Tony Lock, originally published on The Register
Ask any IT manager, business leader or regulator and they will tell you that IT security is important – that much goes without saying.
As the chart below shows, for many professionals the role of security in IT is now seen to be a fundamental part of delivering day to day IT service to users, wherever they are, whenever they need service and using whatever device is best suited to the task.
It is no longer a separate entity that only succeeds in adding complexity to an already difficult occupation. But as IT and networking technologies become more complex and as business demands for service flexibility grow is it time for IT professionals to rethink security?
A major challenge for everyone is keeping up with just how quickly the “security” landscape is changing. We know that the traditional drivers for raising the security bar, namely external regulation, concerns over “privacy” and the protection of corporate data along with increasing amounts of legislation still constitute a considerable challenge for many organisations. While these are matters of concern it has to be recognised that they amount to “known”, definable challenges.
These are now being supplemented by a raft of new security worries as user behaviour alters, especially around the use of mobile devices and equipment acquired outside of the standard procedures. There is also the social side of the behaviour equation.

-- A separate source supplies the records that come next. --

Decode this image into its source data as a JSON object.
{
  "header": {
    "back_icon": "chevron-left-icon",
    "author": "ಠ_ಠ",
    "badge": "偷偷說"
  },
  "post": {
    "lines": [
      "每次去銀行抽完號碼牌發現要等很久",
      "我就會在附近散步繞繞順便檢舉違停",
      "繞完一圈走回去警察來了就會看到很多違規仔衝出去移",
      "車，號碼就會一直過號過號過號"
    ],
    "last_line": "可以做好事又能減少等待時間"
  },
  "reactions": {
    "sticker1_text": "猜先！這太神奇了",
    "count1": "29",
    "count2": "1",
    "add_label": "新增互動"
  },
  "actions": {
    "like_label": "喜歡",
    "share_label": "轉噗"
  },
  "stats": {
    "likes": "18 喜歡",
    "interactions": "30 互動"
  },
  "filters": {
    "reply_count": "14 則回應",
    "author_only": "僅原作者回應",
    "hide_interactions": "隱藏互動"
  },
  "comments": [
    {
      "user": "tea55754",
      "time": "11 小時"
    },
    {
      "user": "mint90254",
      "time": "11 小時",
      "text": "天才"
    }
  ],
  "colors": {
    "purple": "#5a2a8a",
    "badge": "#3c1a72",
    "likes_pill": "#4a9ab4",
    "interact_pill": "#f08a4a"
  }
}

We know from prior research that the ‘official’ use of social media is slowly taking off inside business processes. But Reg readers also tell us that the ‘unofficial’ use of social media tools is a bigger part of daily business life. With people becoming ever more cavalier about sharing information, especially younger workers who have grown up putting their life’s story on the Web, just how is the “security landscape” changing in your business?
Are there any new service areas, such as Unified Communications, instant messaging, screen sharing, Webinar services or other social media sites which you think will have a major impact on how you should treat security? Equally, do you think that they will lead to modifications in your security policies, and if so, when?

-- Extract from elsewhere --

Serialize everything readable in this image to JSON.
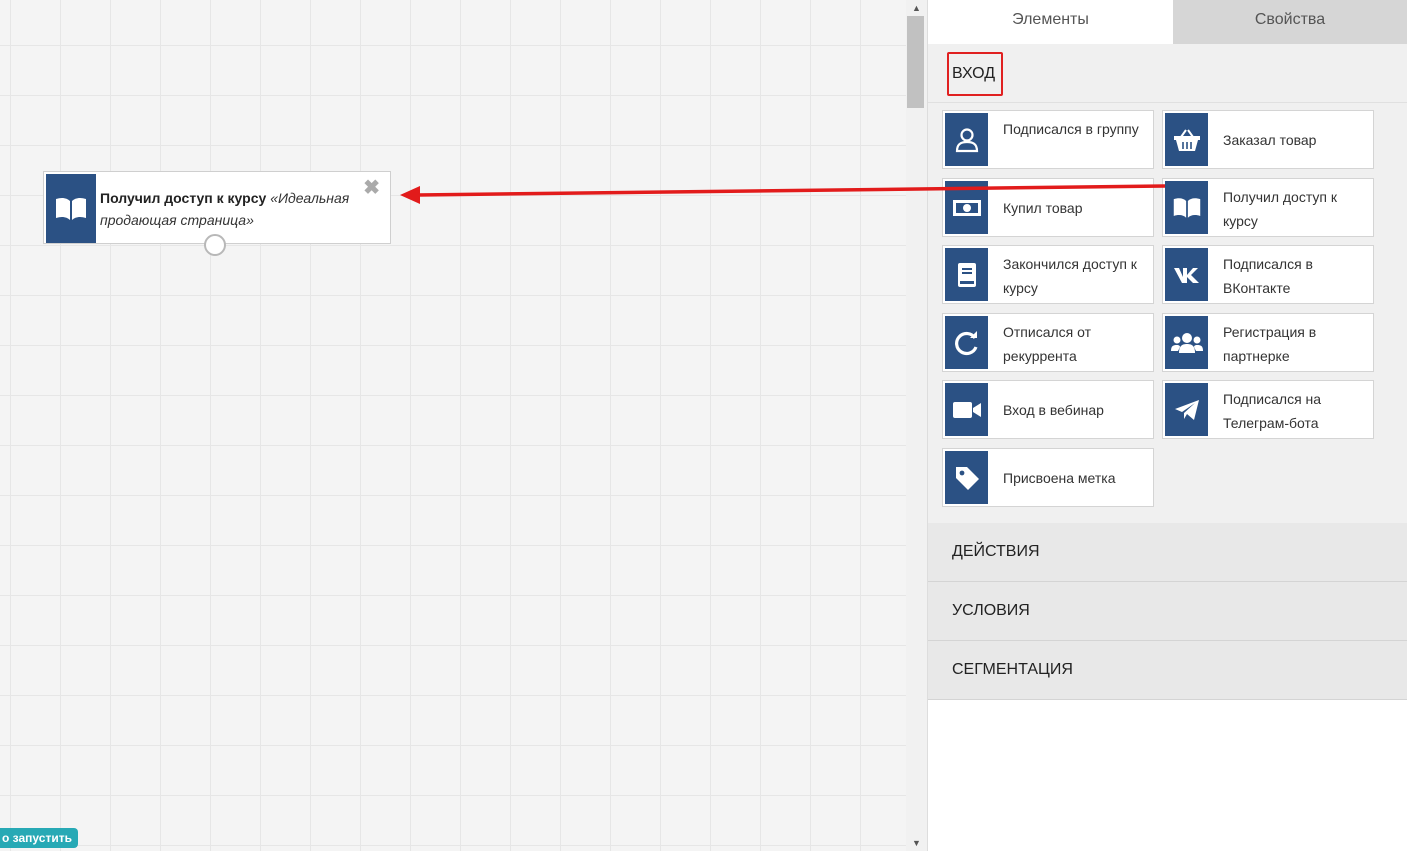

In most organisations security is still about securing computers, be they servers, desktops or laptops. But we know that the emphasis should really be on the services that users access rather than the details of the machine they sit at. So if security emphasis is still centred on computers, what about all the other stuff: services, data, information, interactions and virtual relationships?
This naturally raises the question of how to integrate security across systems where you do not have direct control. These include the use of external service providers, social cloud-based systems and collaboration solutions and even the personal devices employees use every day in their business processes. Do you still have a good idea of just what you are trying to secure?
As new threats and behaviours emerge, needing different solutions to secure systems without putting security barriers in the way of operations, it’s likely that identity management and access control systems and protection, encryption and key management tools will grow in importance. The challenge is to make them effective without generating end-user resistance and avoidance. Perhaps the real issue is a need to raise the awareness of corporate security responsibility that every member of staff has. But how realistic is this when it is difficult enough to get them to remember their password without resorting to writing it down on a post-it note?
It is clearly hard to keep so many factors in focus, especially when the business demands more from IT every day without adding in the additional skilled manpower resources to lighten the load. We would like to know if you have found workable policies, procedures and tools that let you secure the ever-expanding range of information, interactions, processes and the social networking environments commonly accessed every day.